James GLEESON
Australian 1915–2008
For more than six decades James Gleeson has explored the realms and possibilities of the Surrealist creed and sought to show that there exists, beyond the obvious and everyday, an alternative reality experienced through dreams, hallucinations and differing mental states. Rather than focusing on purely private fantasies, the most significant contributions made by surrealist artists, including Gleeson, are the visionary and profound statements that comment on the human condition.
Although dated 1951, The Siamese moon was painted in 19521 and was initially shown in the artist’s solo exhibition in September 1952 and again in a group exhibition in December of that year:
Just to be contrary, James Gleeson’s ‘The Siamese Moon’, which deals with literature and sleep, is far removed from both; sensations, mostly unpleasant and intentionally so, still linger after the subject has been forgotten.2
Painted after Gleeson’s initial trip to Europe, The Siamese moon is characteristic of the artist’s work of the period, blending an eclectic and highly personal mix of images from literary sources with historical references to art and architecture. A naked, male figure, whose body is a mosaic of human and non-human tissue and machinery, appears entombed beneath the Earth’s surface, although remaining visible to the viewer through the splicing of the foreground. In the night sky above, the ghostly glow of the double moon is eerily echoed in the image of a co-joined male and female, which emerges from the ruins of the acropolis of a classical city.

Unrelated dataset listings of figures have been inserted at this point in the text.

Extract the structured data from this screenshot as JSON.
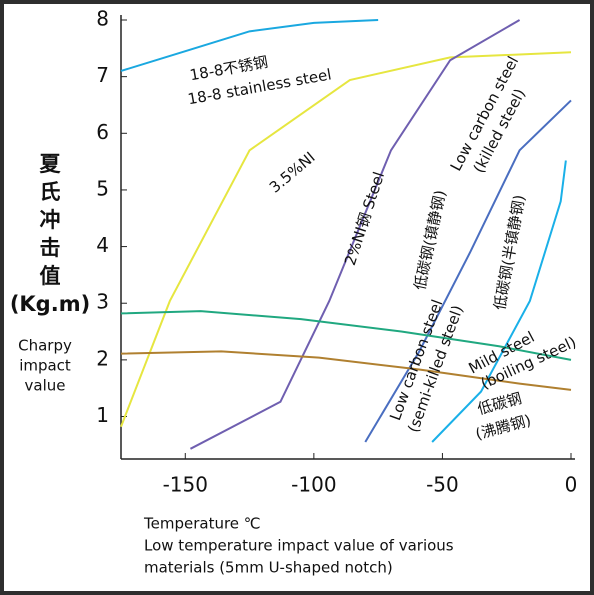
{
  "chart_data": {
    "type": "line",
    "y_label_lines": [
      "夏",
      "氏",
      "冲",
      "击",
      "值",
      "(Kg.m)"
    ],
    "y_label_en_lines": [
      "Charpy",
      "impact",
      "value"
    ],
    "x_label_lines": [
      "Temperature ℃",
      "Low temperature impact value of various",
      "materials (5mm U-shaped notch)"
    ],
    "xlim": [
      -175,
      0
    ],
    "ylim": [
      0.25,
      8
    ],
    "xticks": [
      -150,
      -100,
      -50,
      0
    ],
    "yticks": [
      1,
      2,
      3,
      4,
      5,
      6,
      7,
      8
    ],
    "series": [
      {
        "color": "#1aa8e0",
        "x": [
          -175,
          -150,
          -125,
          -100,
          -75
        ],
        "values": [
          7.1,
          7.45,
          7.8,
          7.95,
          8
        ]
      },
      {
        "color": "#e6e640",
        "x": [
          -175,
          -156,
          -125,
          -86,
          -47,
          0
        ],
        "values": [
          0.82,
          3.04,
          5.7,
          6.94,
          7.34,
          7.43
        ]
      },
      {
        "color": "#6f5fb0",
        "x": [
          -148,
          -113,
          -94,
          -70,
          -47,
          -20
        ],
        "values": [
          0.43,
          1.26,
          3.04,
          5.7,
          7.29,
          8
        ]
      },
      {
        "color": "#4a6ec0",
        "x": [
          -80,
          -59,
          -39,
          -20,
          0
        ],
        "values": [
          0.55,
          2.15,
          3.92,
          5.7,
          6.58
        ]
      },
      {
        "color": "#1ab0e8",
        "x": [
          -54,
          -35,
          -16,
          -4,
          -2
        ],
        "values": [
          0.55,
          1.44,
          3.04,
          4.8,
          5.52
        ]
      },
      {
        "color": "#20a880",
        "x": [
          -175,
          -144,
          -105,
          -66,
          -28,
          0
        ],
        "values": [
          2.82,
          2.86,
          2.72,
          2.5,
          2.24,
          2.0
        ]
      },
      {
        "color": "#b08030",
        "x": [
          -175,
          -136,
          -98,
          -59,
          -20,
          0
        ],
        "values": [
          2.11,
          2.15,
          2.04,
          1.83,
          1.58,
          1.47
        ]
      }
    ],
    "annotations": [
      "18-8不锈钢",
      "18-8 stainless steel",
      "3.5%NI",
      "2%NI钢    Steel",
      "低碳钢(镇静钢)",
      "Low carbon steel",
      "(killed steel)",
      "低碳钢(半镇静钢)",
      "Low carbon steel",
      "(semi-killed steel)",
      "Mild steel",
      "(boiling steel)",
      "低碳钢",
      "(沸腾钢)"
    ]
  }
}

No one visiting Europe for the first time in the years immediately following World War II could ignore the devastation caused by human conflict. For Gleeson the sense of loss was made most poignant when it included sites that enshrined the essence of past cultures. The destruction of buildings of supreme historical significance resonated for Gleeson as a ‘double killing—the destruction of the cycle itself and the death of the past which it had previously made alive’.3
A sense of prophecy pervades many of the artist’s compositions. In The Siamese moon the viewer is a witness to the mystery and anxiety of the unknown. The illogical and disturbing landscape appears to look simultaneously to the past and future. A future is implied, but perhaps the present scene also refers to a punishment associated with the past.
GS
1 The artist’s diary records the work as having been commenced on 8 July and completed on 1 August 1952.
2 Sydney Morning Herald, 10 December 1952, p. 2.
3 James Gleeson, quoted in Renée Free, unpublished working catalogue of James Gleeson’s paintings.